More usage examples are available in example3.py (additional sample data required which is available at GitHub Repo

Performance

Design a test.
Get the results you want.
  • k_max = 10 (default)

  • tolerance = 10E-12 (default)

  • linear regression steps are commented out (default)

# assuming you did install it already
git clone https://github.com/erkandem/calcbsimpvol.git
cd calcbsimpvol
python examples/example3.py --steps 100 --mode reference
  • 15 µs per option

  • 41 ms per surface

tested with 3.6, 3.7 and PyPy3

matlab -nodisplay -nosplash -nodesktop -r "run('mlb_reference_example.m');"
  • 12 µs per option

  • 34 ms per surface

Obviously, these values are per core (i5 4210U 1.7 GHz).

Notes

Good Python code reads like a novel.
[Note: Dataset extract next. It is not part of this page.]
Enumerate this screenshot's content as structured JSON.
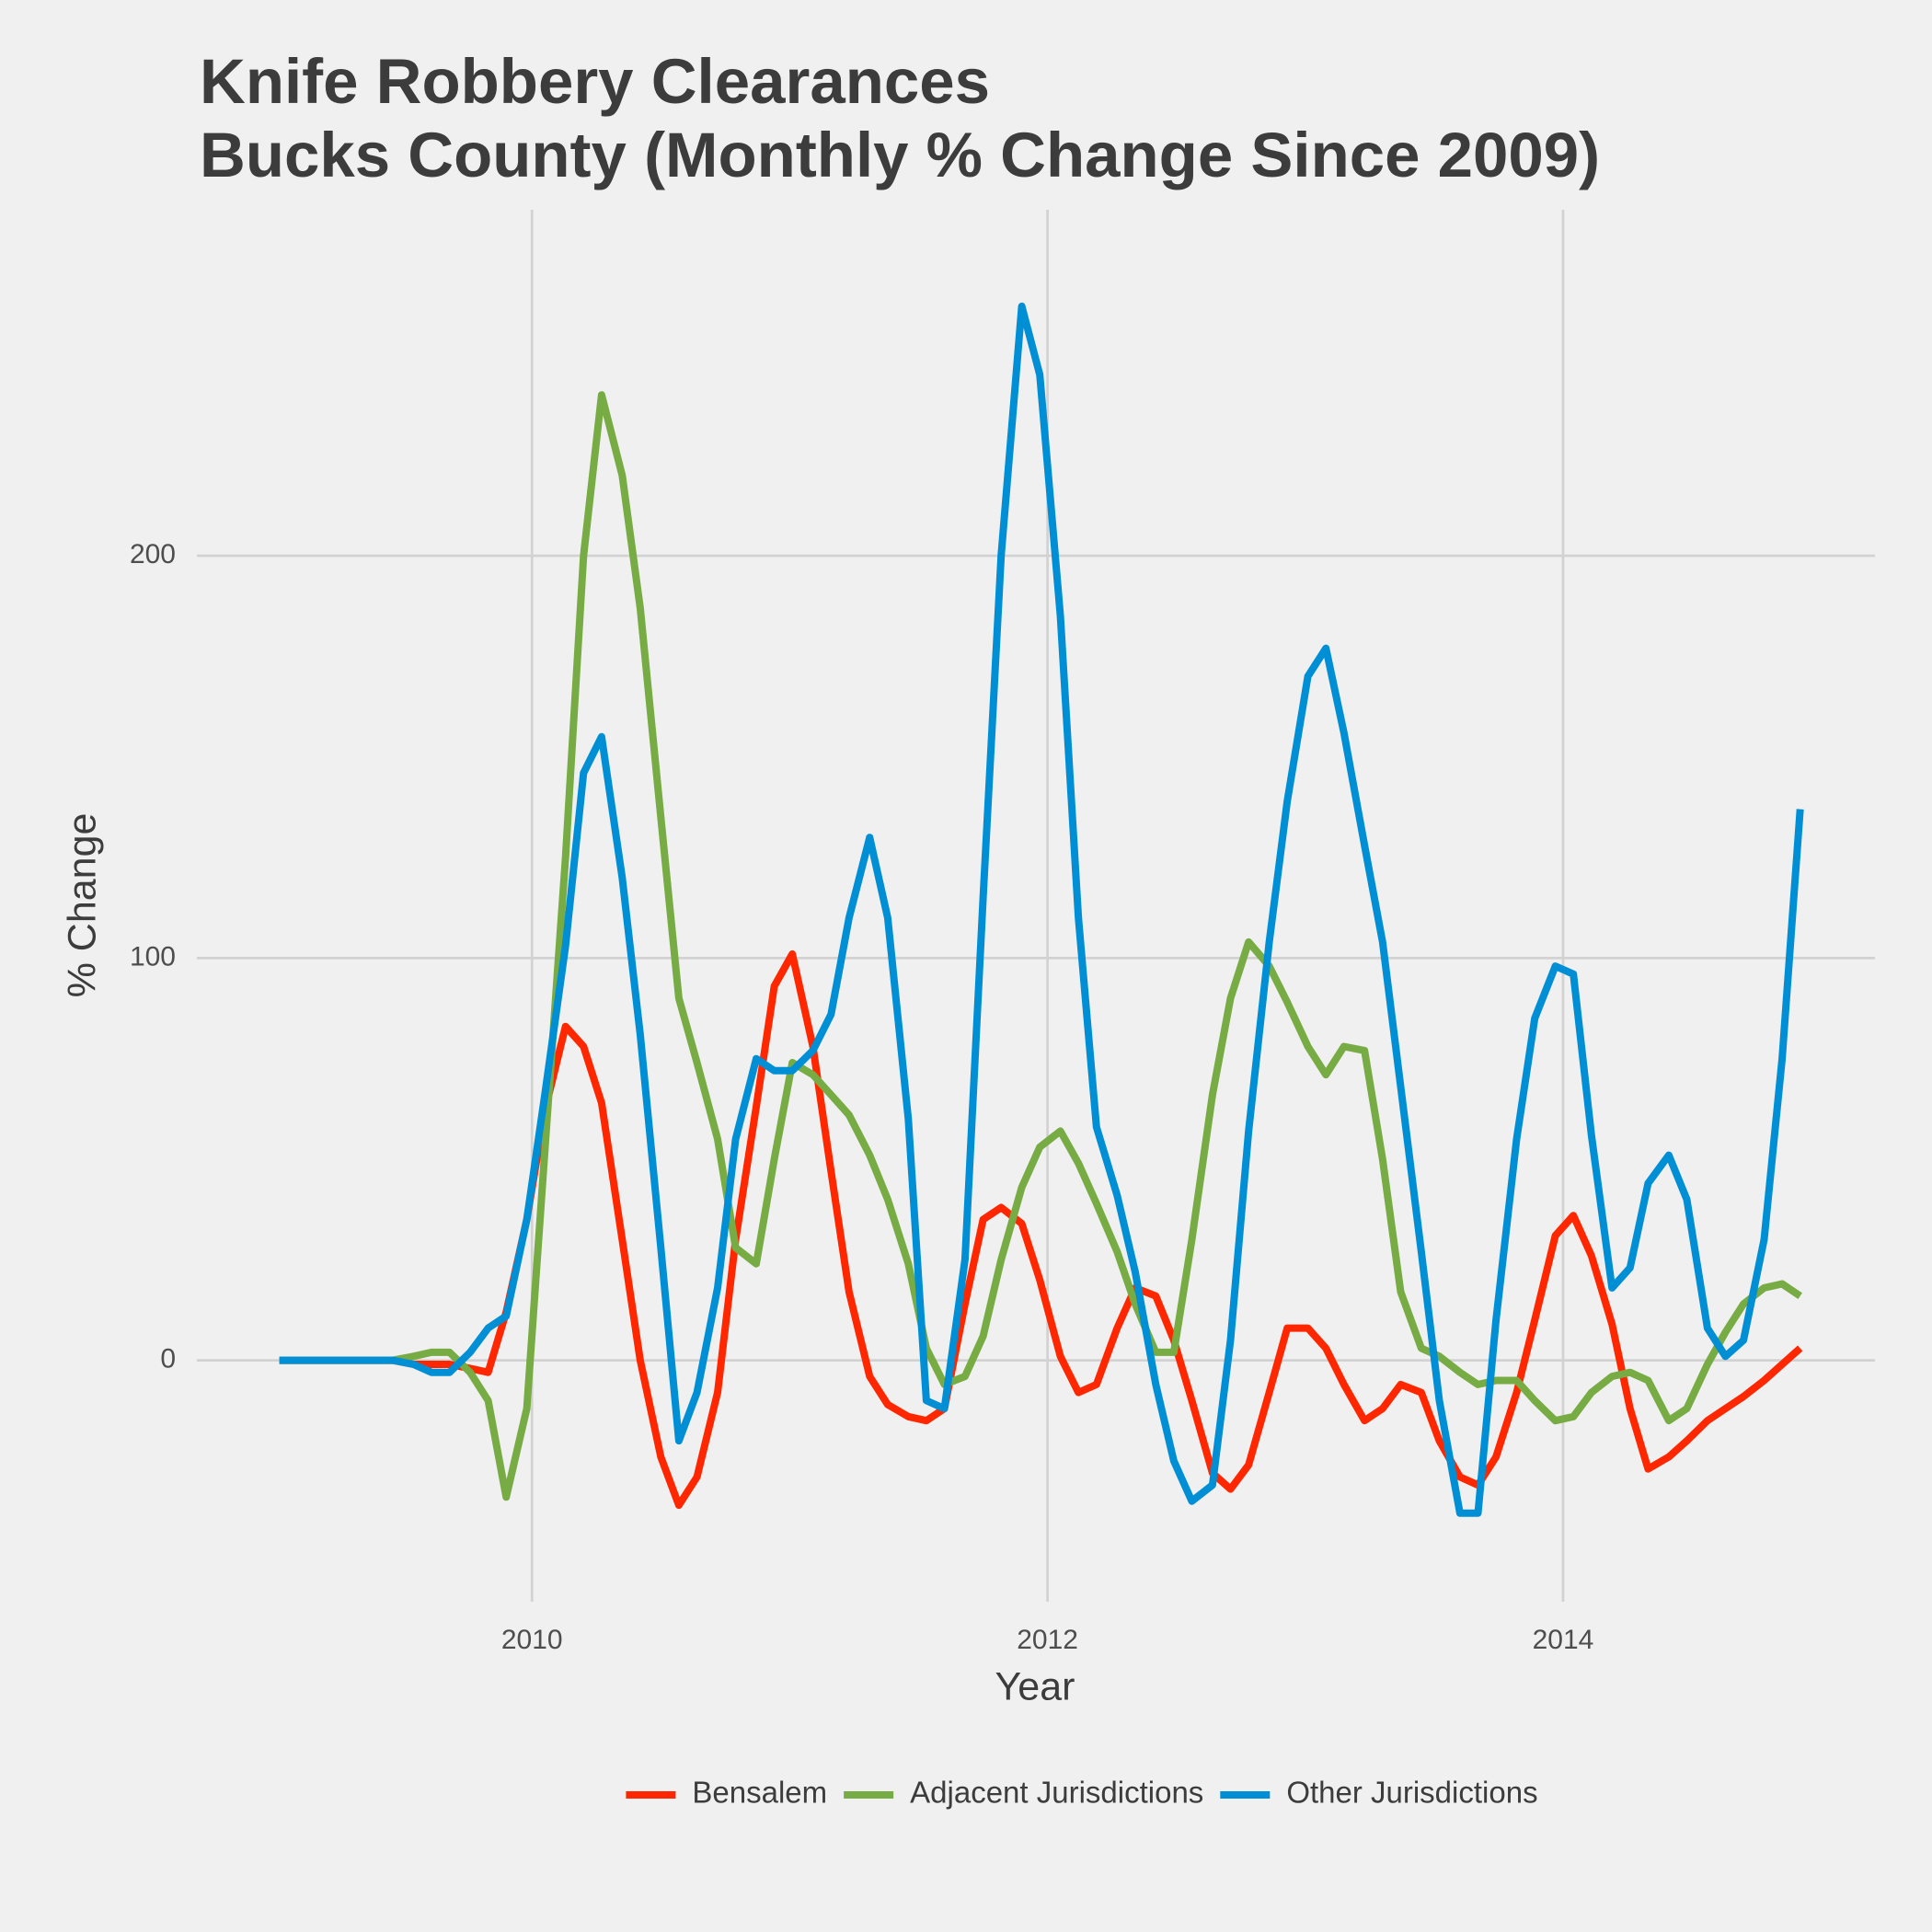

Right? So should math. I preferred short math-like variable names in this case. That makes the code less readable compared to other Python code but the docstrings should make up for the lack of readability.

Originally, I left the camelCase function name and spelling in place but eventually got annoyed. > calcbsimpvol it is

Code Origin

  • first thought of by Li (2006) (see References)

  • implemented and published by Mark Whirdy as MATLAB .m-code (see References)

  • numpyified from .m to .py by me

ToDos

  • make the code compatible with Python 2

  • make it PyPy compatible

References

  1. Li, 2006, “You Don’t Have to Bother Newton for Implied Volatility”

    http://papers.ssrn.com/sol3/papers.cfm?abstract_id=952727

  2. MATLAB source code available at:

    https://www.mathworks.com/matlabcentral/fileexchange/41473-calcbsimpvol-cp-p-s-k-t-r-q

License

The included Python code is licensed under MIT License

The Code by Mark Whirdy is licensed under MIT License

The translation is not related or endorsed by the original author.